Limitaciones del estudio
Para aplicar esta información con criterio profesional, es fundamental analizar los límites metodológicos del diseño:
- Duración del estudio: La intervención duró 8 semanas. No es posible determinar si sostener un incremento del 120% durante periodos prolongados (6 o 12 meses) derivaría en problemas de fatiga acumulada, riesgo de lesiones o un compromiso en la recuperación del sistema nervioso central.
- Diseño unilateral: Cada participante entrenó una pierna con un protocolo diferente, pero bajo el mismo entorno sistémico (mismo descanso, alimentación y estrés diario). Si se hubiese aplicado un volumen de +120% a nivel de todo el cuerpo de forma simultánea, es probable que la fatiga sistémica hubiera afectado los resultados, un factor que este diseño no permite evaluar.
- Nutrición estandarizada: Todos los sujetos recibieron un aporte óptimo de proteína post-entrenamiento. En un contexto de déficit calórico o ingesta proteica deficiente, la respuesta muscular podría diferir notablemente.
- Población específica: Los sujetos eran personas entrenadas de forma recreativa, por lo que los resultados no pueden extrapolarse de manera directa a atletas de alto rendimiento.
- Interpretación del mensaje: El estudio no demuestra que «más volumen sea necesariamente mejor» (ya que las diferencias en hipertrofia no fueron significativas), sino que un incremento brusco en el volumen no resultó perjudicial a corto plazo bajo estas condiciones de control.

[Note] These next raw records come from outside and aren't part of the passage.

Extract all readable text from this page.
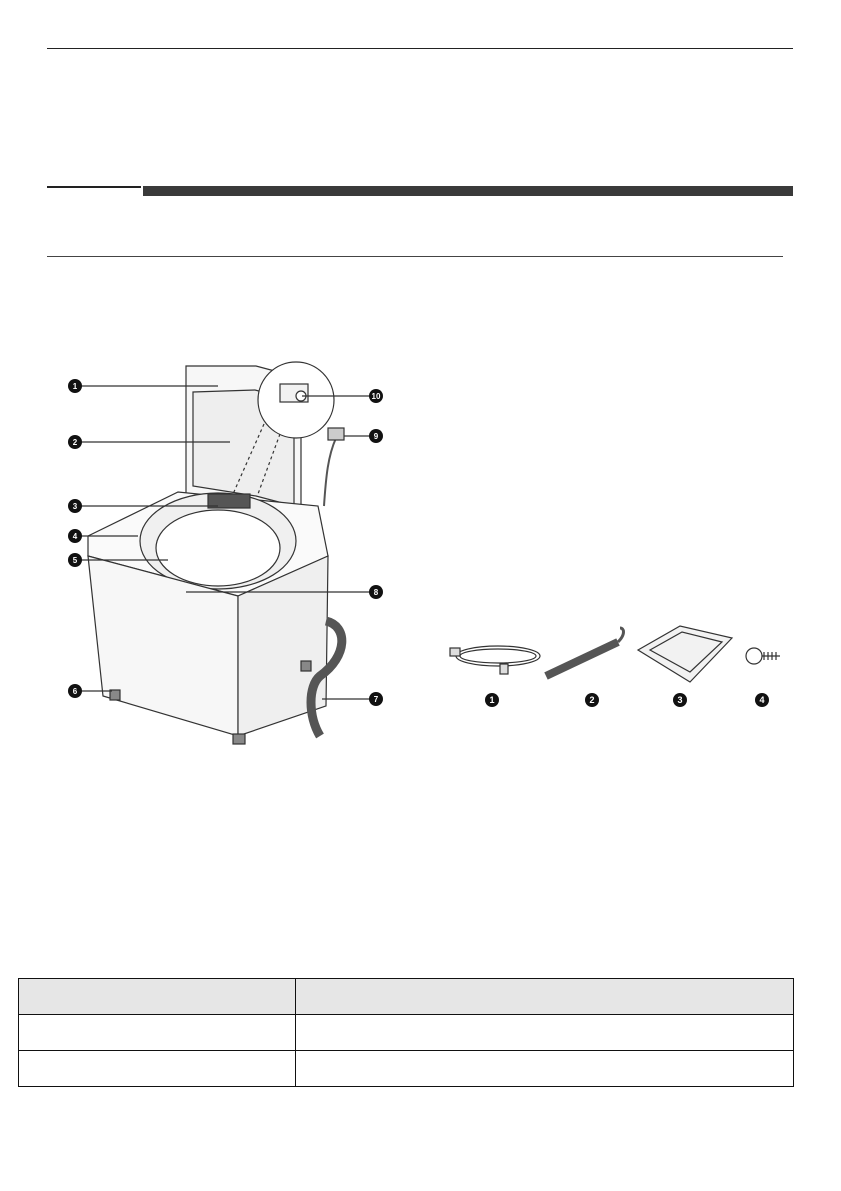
1
2
3
4
5
6
7
8
9
10
1	2	3	4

Recomendaciones prácticas para entrenadores y atletas
En personas que ya cuentan con una base sólida de entrenamiento de fuerza, no parece necesario realizar incrementos de volumen excesivamente lentos y progresivos únicamente por temor a generar un estado catabólico o mitigar la hipertrofia.
Si la planificación del atleta requiere una transición rápida hacia un bloque de mayor volumen (por ejemplo, al retomar los entrenamientos tras un periodo de inactividad o en fases específicas de preparación), un incremento drástico en el número de series semanales parece ser bien tolerado a nivel muscular a corto plazo, siempre y cuando las variables de recuperación (nutrición, sueño y manejo del estrés) se mantengan controladas. El límite para dosificar el volumen de entrenamiento no parece estar determinado por un umbral fisiológico estricto de hipertrofia en el músculo, sino por la capacidad de recuperación sistémica del individuo.
Camargo, J. B., Bittencourt, A., Michel, G., et al. (2026). Large increases in resistance training volume do not impair muscle hypertrophy or anabolic-catabolic molecular signaling in trained individuals. Journal of Applied Physiology.